Regional managers may not be sufficiently independent.  Citizens and Communities will not be empowered.  We think that it does not go far enough and unless we seize the opportunity and build on it, the power imbalance and the powerful perverse incentives in the system will not be adequately addressed.

We document the many issues covered and the recommendations, many of which we agree with. There are problems in others.  We make comments and indicate where we think a community-led system would have been preferable and would work better.

It is not what they recommended as much as what they failed to address and did not recommend that concerns us. The report made a very good job of identifying the symptoms and its measures should give good palliation.  But the underlying disease persists.

It remains a market-led system eager to forget the past.  Communities will not have the power needed to hold anyone accountable.  The same perverse commercial pressures will gnaw away at the increased regulatory effort they recommend and find ways around them.  

We worry that we will see a recurrence within 5, 10 or maybe more years.  We believe that if the community unites and presses hard enough for a community led system this can still be accomplished within the overall structure of the new system.

Learn more: An opportunity missed: Analysis of the Royal Commission Report


Update - May 2021: Financial Transparency Inquiry

Aged Care Crisis made submissions to the Inquiry into the proposed Aged Care Legislation Amendment (Financial Transparency) Bill 2020. We gave evidence at a public hearing of the Senate on 14 May 2021. There are two documents which are of more interest and relevant:

Response to Questions On Notice

We were asked to respond to Questions on Notice and our response has been published.

  • First we were asked how effective both the transparency legislation and the government budget support for aged care would be?
    We explain why the legislation and budget will help but fall a long way short of the major structural changes needed. We quote from others who have written about this.
  • Secondly we were asked what could be done about the webs of related party transactions that most big aged care providers now employ?
    We explain the central role their use by private equity and other large groups have played in diverting money from care to profits in the USA, the UK and Australia. This has been at the expense of the residents who needed care. This is a problem where regulation has failed but which a community-led system would address.

Learn more: Aged Care Crisis response to Questions on Notice

Analysis of aged care as a failed complex social system

This analysis was supplied to the senate committee and has been published. 

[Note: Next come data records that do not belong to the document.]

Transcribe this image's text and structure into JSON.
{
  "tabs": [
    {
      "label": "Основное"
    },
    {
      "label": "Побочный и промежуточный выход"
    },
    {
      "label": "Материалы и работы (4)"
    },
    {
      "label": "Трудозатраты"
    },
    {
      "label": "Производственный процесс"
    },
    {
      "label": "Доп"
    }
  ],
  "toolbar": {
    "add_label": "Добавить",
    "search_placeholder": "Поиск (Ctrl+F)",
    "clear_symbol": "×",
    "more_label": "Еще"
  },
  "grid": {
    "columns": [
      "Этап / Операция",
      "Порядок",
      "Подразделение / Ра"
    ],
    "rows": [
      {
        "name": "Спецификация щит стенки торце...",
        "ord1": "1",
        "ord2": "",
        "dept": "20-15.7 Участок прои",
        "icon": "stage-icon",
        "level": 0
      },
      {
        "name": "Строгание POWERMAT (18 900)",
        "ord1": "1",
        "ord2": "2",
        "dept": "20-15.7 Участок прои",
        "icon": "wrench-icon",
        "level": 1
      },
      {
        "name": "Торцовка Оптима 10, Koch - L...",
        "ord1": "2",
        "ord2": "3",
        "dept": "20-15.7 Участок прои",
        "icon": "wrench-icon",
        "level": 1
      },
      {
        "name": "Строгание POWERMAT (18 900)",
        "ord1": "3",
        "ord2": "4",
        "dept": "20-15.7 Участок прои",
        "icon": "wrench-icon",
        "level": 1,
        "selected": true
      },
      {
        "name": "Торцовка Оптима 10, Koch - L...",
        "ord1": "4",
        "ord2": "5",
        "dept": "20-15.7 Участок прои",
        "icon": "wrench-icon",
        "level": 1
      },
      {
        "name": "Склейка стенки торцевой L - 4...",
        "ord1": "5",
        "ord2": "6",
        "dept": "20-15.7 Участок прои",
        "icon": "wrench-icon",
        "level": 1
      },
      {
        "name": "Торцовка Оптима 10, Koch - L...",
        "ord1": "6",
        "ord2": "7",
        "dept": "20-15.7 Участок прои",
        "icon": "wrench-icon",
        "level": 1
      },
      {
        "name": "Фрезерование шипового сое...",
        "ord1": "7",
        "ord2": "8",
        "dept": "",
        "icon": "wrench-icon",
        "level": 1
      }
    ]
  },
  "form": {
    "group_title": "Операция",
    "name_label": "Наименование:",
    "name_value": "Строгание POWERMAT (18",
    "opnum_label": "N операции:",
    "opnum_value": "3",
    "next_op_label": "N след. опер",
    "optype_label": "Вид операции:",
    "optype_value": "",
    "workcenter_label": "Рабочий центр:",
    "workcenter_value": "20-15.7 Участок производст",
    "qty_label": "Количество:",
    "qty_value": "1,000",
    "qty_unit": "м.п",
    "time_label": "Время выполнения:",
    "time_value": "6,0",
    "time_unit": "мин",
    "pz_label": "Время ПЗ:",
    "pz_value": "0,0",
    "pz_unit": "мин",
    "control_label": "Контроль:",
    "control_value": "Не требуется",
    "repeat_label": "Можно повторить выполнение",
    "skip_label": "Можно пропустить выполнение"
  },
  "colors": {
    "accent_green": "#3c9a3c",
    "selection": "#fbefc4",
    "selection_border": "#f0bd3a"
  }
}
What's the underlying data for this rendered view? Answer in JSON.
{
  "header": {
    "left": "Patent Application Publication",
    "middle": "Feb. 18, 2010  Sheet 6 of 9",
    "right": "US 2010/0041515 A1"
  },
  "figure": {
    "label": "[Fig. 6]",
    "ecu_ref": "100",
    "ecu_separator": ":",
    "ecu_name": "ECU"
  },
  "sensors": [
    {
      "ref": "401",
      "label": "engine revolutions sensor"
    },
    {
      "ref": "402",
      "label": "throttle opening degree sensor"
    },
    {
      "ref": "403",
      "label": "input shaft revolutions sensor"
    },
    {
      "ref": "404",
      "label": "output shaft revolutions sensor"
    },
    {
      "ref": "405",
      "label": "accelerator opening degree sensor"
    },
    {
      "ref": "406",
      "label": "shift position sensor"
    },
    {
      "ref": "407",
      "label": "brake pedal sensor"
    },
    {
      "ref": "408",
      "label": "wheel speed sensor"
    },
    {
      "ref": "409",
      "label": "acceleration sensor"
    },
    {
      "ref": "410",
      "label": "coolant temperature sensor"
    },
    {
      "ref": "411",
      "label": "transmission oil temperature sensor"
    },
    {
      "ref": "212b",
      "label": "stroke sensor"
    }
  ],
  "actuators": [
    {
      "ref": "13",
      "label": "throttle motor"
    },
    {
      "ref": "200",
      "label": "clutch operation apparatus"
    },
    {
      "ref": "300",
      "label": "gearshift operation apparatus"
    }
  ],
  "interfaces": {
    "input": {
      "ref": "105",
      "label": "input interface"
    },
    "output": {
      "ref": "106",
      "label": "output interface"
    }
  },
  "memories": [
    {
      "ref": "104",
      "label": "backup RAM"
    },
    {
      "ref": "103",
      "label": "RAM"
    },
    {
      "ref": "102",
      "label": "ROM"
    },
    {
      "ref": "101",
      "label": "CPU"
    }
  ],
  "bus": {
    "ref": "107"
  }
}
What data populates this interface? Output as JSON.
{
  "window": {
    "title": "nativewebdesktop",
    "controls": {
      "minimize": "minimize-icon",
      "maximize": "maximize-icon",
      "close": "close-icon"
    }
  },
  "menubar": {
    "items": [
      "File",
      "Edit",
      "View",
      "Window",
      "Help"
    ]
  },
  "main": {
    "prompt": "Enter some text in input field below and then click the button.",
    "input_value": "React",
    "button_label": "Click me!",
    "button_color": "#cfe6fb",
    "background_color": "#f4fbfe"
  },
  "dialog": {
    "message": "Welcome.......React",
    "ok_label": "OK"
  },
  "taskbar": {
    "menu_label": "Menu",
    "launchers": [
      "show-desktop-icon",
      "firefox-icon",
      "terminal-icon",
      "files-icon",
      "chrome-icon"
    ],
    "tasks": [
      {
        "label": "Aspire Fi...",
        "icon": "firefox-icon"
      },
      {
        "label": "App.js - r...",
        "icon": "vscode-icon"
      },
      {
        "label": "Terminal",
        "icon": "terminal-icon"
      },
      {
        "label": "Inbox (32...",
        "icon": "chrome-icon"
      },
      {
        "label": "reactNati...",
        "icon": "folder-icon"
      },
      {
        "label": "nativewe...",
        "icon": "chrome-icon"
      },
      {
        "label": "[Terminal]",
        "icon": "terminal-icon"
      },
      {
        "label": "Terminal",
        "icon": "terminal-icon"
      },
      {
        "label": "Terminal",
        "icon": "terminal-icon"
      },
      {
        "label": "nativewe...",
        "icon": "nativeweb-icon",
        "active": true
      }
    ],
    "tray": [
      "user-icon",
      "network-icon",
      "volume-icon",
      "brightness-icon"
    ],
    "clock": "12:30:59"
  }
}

We apply a model used by research into the failure of complex social systems to aged care. This shows how strong pressures introduced into complex social systems can make them unbalanced causing them to fail and do harm. 

They then go through repeated cycles of failure. When they fail, vested interests responsible for the strong pressures fight back to seize control and government managers respond by centralising ineffective regulation and oversight. The next cycle starts again.

This is the second time that we have had a major crisis of neglect and abuse in aged care. The first was in the 1980s when planned sensible reforms were abandoned as the angry community lost interest and vested interests regained control of government policy.

The studies show that there is a crucial point soon after the failures occur when vested interests are weakened and community movements can make real change. The cycles of recurrent failure have been successfully broken when strong community pressures were applied before the vested interests regained power.

Management of the systems has been decentralized into local regions and these local managers have worked closely with local communities and community organisations as well as the businesses involved. This restores balance.

Those vested interests have rapidly regrouped this time and community is being fobbed off with more snake oil. That window of opportunity is rapidly closing. If we don't come together and take strong action, it may well take another 20 years before there is another opportunity to fix the real problems in aged care and restore that balance between the interests of the community and those of the market.